Danny was suddenly sitting very straight.
“Nothing more?” Reb Saunders asked again. “You have nothing more to say?”
Danny shook his head, hesitantly.
“Absolutely nothing more to say?” Reb Saunders insisted, his voice flat, cold, distant. He was no longer smiling.
I saw Danny’s body go rigid again, as it had done before his father began to speak. The ease and certainty he had worn during the Talmud quiz had disappeared.
“So,” Reb Saunders said. “There is nothing more. Nu, what should I say?”
“I did not hear—”
“You did not hear, you did not hear. You heard the first mistake, and you stopped listening. Of course you did not hear. How could you hear when you were not listening?” He said it quietly and without anger.
Danny’s face was rigid. The crowd sat silent. I looked at Danny. For a long moment he sat very still—and then I saw his lips part, move, curve slowly upward, and freeze into a grin. I felt the skin on the back of my neck begin to crawl, and I almost cried out. I stared at him, then looked quickly away.
Reb Saunders sat looking at his son.

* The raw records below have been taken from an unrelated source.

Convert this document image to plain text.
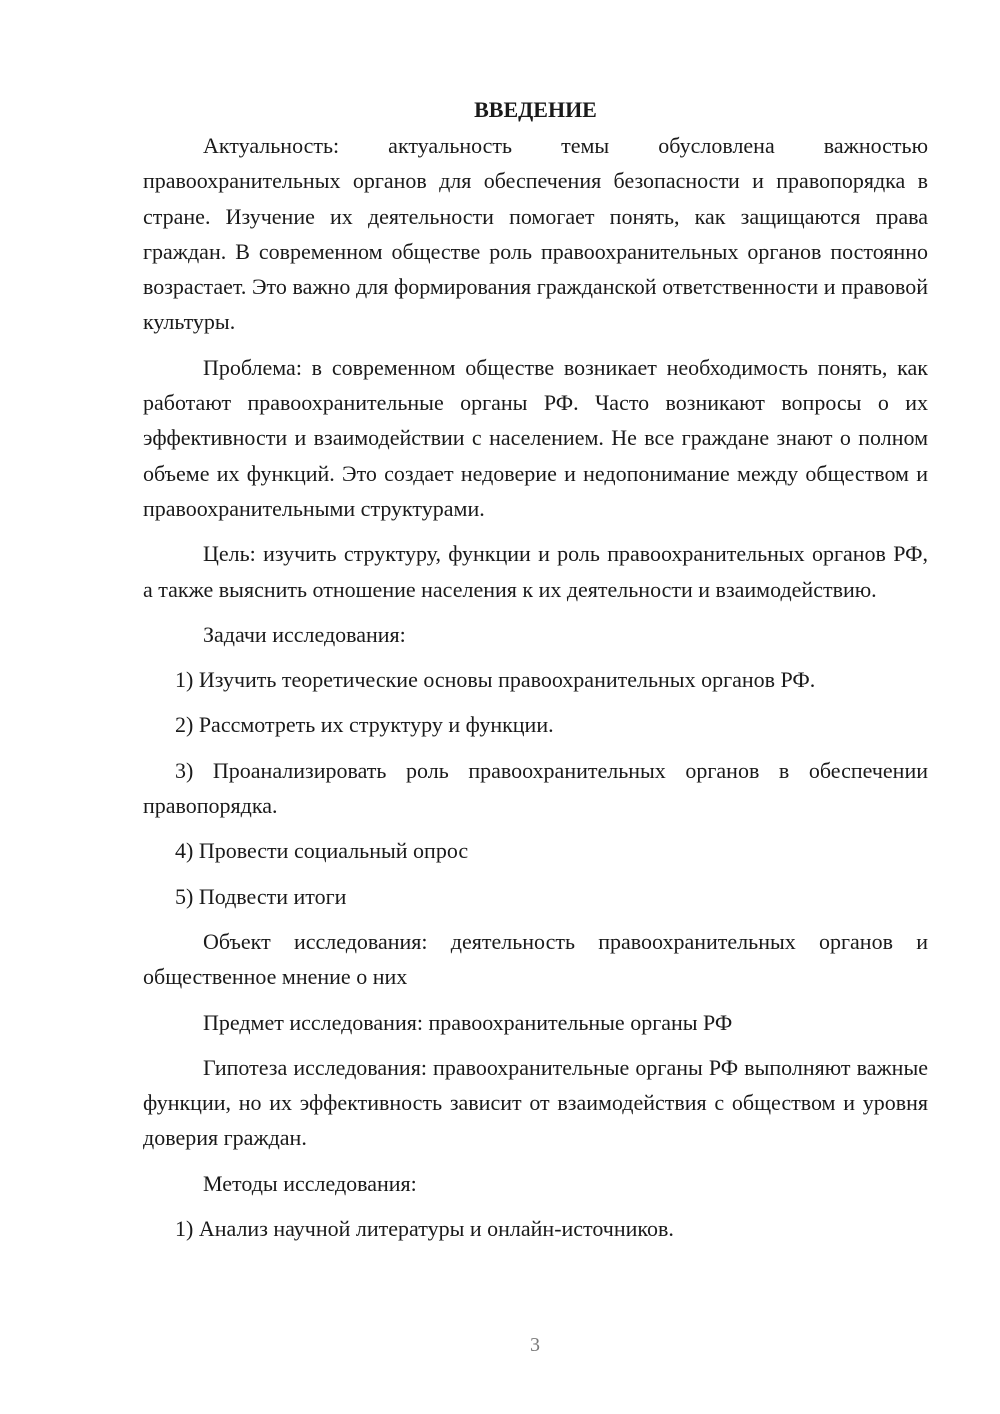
ВВЕДЕНИЕ

Актуальность: актуальность темы обусловлена важностью правоохранительных органов для обеспечения безопасности и правопорядка в стране. Изучение их деятельности помогает понять, как защищаются права граждан. В современном обществе роль правоохранительных органов постоянно возрастает. Это важно для формирования гражданской ответственности и правовой культуры.

Проблема: в современном обществе возникает необходимость понять, как работают правоохранительные органы РФ. Часто возникают вопросы о их эффективности и взаимодействии с населением. Не все граждане знают о полном объеме их функций. Это создает недоверие и недопонимание между обществом и правоохранительными структурами.

Цель: изучить структуру, функции и роль правоохранительных органов РФ, а также выяснить отношение населения к их деятельности и взаимодействию.

Задачи исследования:

1) Изучить теоретические основы правоохранительных органов РФ.

2) Рассмотреть их структуру и функции.

3) Проанализировать роль правоохранительных органов в обеспечении правопорядка.

4) Провести социальный опрос

5) Подвести итоги

Объект исследования: деятельность правоохранительных органов и общественное мнение о них

Предмет исследования: правоохранительные органы РФ

Гипотеза исследования: правоохранительные органы РФ выполняют важные функции, но их эффективность зависит от взаимодействия с обществом и уровня доверия граждан.

Методы исследования:

1) Анализ научной литературы и онлайн-источников.

3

Then he turned his eyes upon me. I felt his eyes looking at me. There was a long, dark silence, during which Danny sat very still, staring fixedly at his plate and grinning. Reb Saunders began to play with the earlock along the right side of his face. He caressed it with the fingers of his right hand, wound it around the index finger, released it, then caressed it again, all the time looking at me. Finally, he sighed loudly, shook his head, and put his hands on the table.
“Nu,” he said, “it is possible I am not right. After all, my son is not a mathematician. He has a good head on him, but it is not a head for mathematics. But we have a mathematician with us. The son of David Malter is with us. He is a mathematician.” He was looking straight at me, and I felt my heart pound and the blood drain from my face. “Reuven,” Reb Saunders was saying, looking straight at me, “you have nothing to say?”